Under this proposal, national productivity payments to the states would be tied to eradicating “inefficient” state taxes and reducing regulation on businesses.

In what would be a major shift in federal-state financial relations, leading to severe cuts in social facilities in poorer regions, the BCA called for GST proceeds, which are collected by the federal government, to be distributed to the states on a per capita basis. This would end the present system where poorer states are subsidised to some extent from the revenue raised in the wealthier ones.

Setting out its demands for so-called workplace “reform,” the BCA said the federal treasurer should set up a Productivity Commission inquiry into the “impact of the workplace relations system on productivity and competitiveness.”

The first item requiring examination was “the extent to which the high minimum wage prevents new labour market entrants from gaining initial experience.”

Other areas to be scrutinised would include “the impact of penalty rates on business competitiveness and employment growth,” the take-up of “innovative practices,” making “fuller use of workers’ skills and expertise” and “individual agreements and their influence on productivity at the firm level.”

BCA president Tony Shepherd’s own track record gives the sharpest indication of what is really meant by this kind of corporate management speak, with its emphasis on “innovation” and “expertise.”

The Australian Financial Review reported yesterday: “Tony Shepherd has plenty of personal experience when it comes to Australian businesses becoming more focused on productivity and the need to ruthlessly cut costs. He points out that Transfield Services, which he chairs, has fired 600 middle managers out of a workforce of 3,000 in the past 18 months.”

The BCA report called for an increase in labour productivity growth to between 1.5 percent and 2.0 percent on average. This echoes the theme expounded by other corporate think tanks and economic policy advisers that the boost to productivity and profits provided to businesses in the 1980s and 1990s, via the economic “restructuring” carried out under the Hawke and Keating Labor governments, must now be repeated.

Commenting on the report, an Australian Financial Review editorial said the incoming government needed “the mandate and authority to implement the sort of economic program set out by the new Business Council policy blueprint, which sits squarely with the tradition of the Australian reform era of the 1980s and ’90s.”

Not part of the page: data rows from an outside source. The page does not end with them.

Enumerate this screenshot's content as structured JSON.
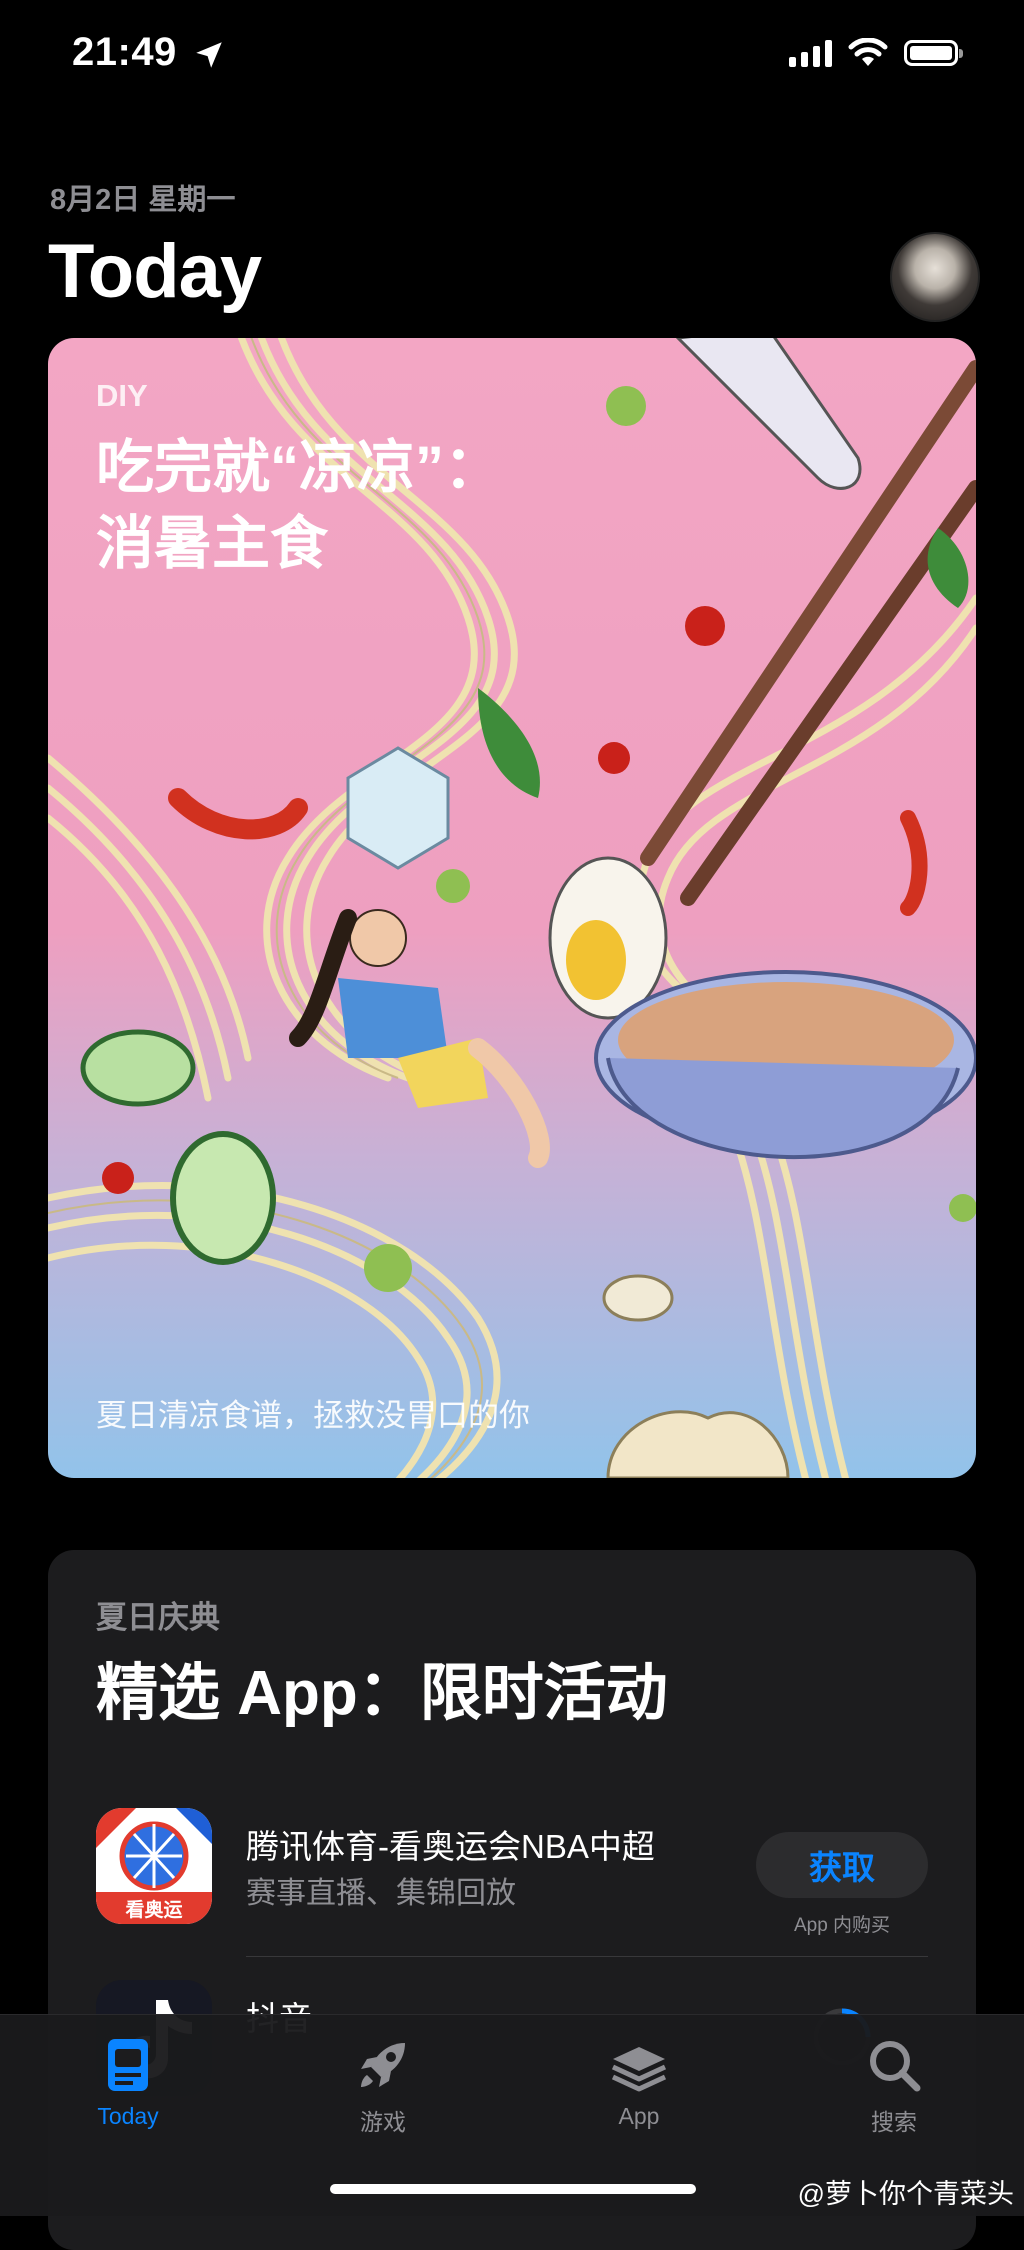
{
  "status": {
    "time": "21:49"
  },
  "header": {
    "date": "8月2日 星期一",
    "title": "Today"
  },
  "hero_card": {
    "tag": "DIY",
    "title_line1": "吃完就“凉凉”：",
    "title_line2": "消暑主食",
    "subtitle": "夏日清凉食谱，拯救没胃口的你"
  },
  "feature_card": {
    "tag": "夏日庆典",
    "title": "精选 App：限时活动",
    "apps": [
      {
        "name": "腾讯体育-看奥运会NBA中超",
        "desc": "赛事直播、集锦回放",
        "button": "获取",
        "note": "App 内购买",
        "icon_text": "看奥运"
      },
      {
        "name": "抖音"
      }
    ]
  },
  "tabbar": {
    "tabs": [
      {
        "label": "Today",
        "icon": "today-icon",
        "active": true
      },
      {
        "label": "游戏",
        "icon": "rocket-icon"
      },
      {
        "label": "App",
        "icon": "layers-icon"
      },
      {
        "label": "搜索",
        "icon": "search-icon"
      }
    ]
  },
  "watermark": "@萝卜你个青菜头",
  "colors": {
    "accent": "#0a84ff",
    "card_bg": "#1c1c1e",
    "hero_pink": "#f3a6c4",
    "hero_blue": "#92c3ea"
  }
}
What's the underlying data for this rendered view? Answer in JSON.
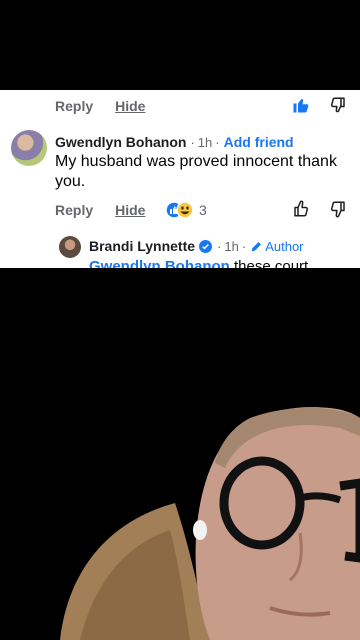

The Hawke-Keating program, which was enforced by the trade union bureaucracy through the prices and incomes accord, resulted in a major redistribution of wealth from wages to profits, and the destruction of all rank-and-file organisations in factories and workplaces.

Today’s corporate agenda requires even deeper attacks. The rolling back of the entire post-war social services system is one of the central goals.

While the BCA made reference in its published comments to the need for governments to “redistribute the benefits of growth” by ensuring that the community gets the services and infrastructure it needs, the real content of the corporate agenda has been spelled out elsewhere.

In a comment published last Thursday in the Australian Financial Review, Greg Lindsay, the executive director of the Centre for Independent Studies, a right-wing think tank, emphasised the need to resolve the “productivity problem.” This led him to what he called “the heart of a big question”—the role of government to ensure international competitiveness in the twenty-first century economy.

Government spending on entitlements, he wrote, had increased “enormously” in the past 40 years, with the cost of health, education and social services rising from 25 percent of total government spending in the early 1970s, to 60 percent today.

This meant the funding that might have been used to build road, rail and port infrastructure—thereby cutting costs and increasing business profits—had been “consumed instead by ever-rising entitlement spending.”

In other words, “social spending” is, in the final analysis, a drain on profits that must be savagely cut back in a situation of sharply intensifying international competition. This, together with the never-ending drive for greater productivity, is the underlying agenda of the BCA blueprint.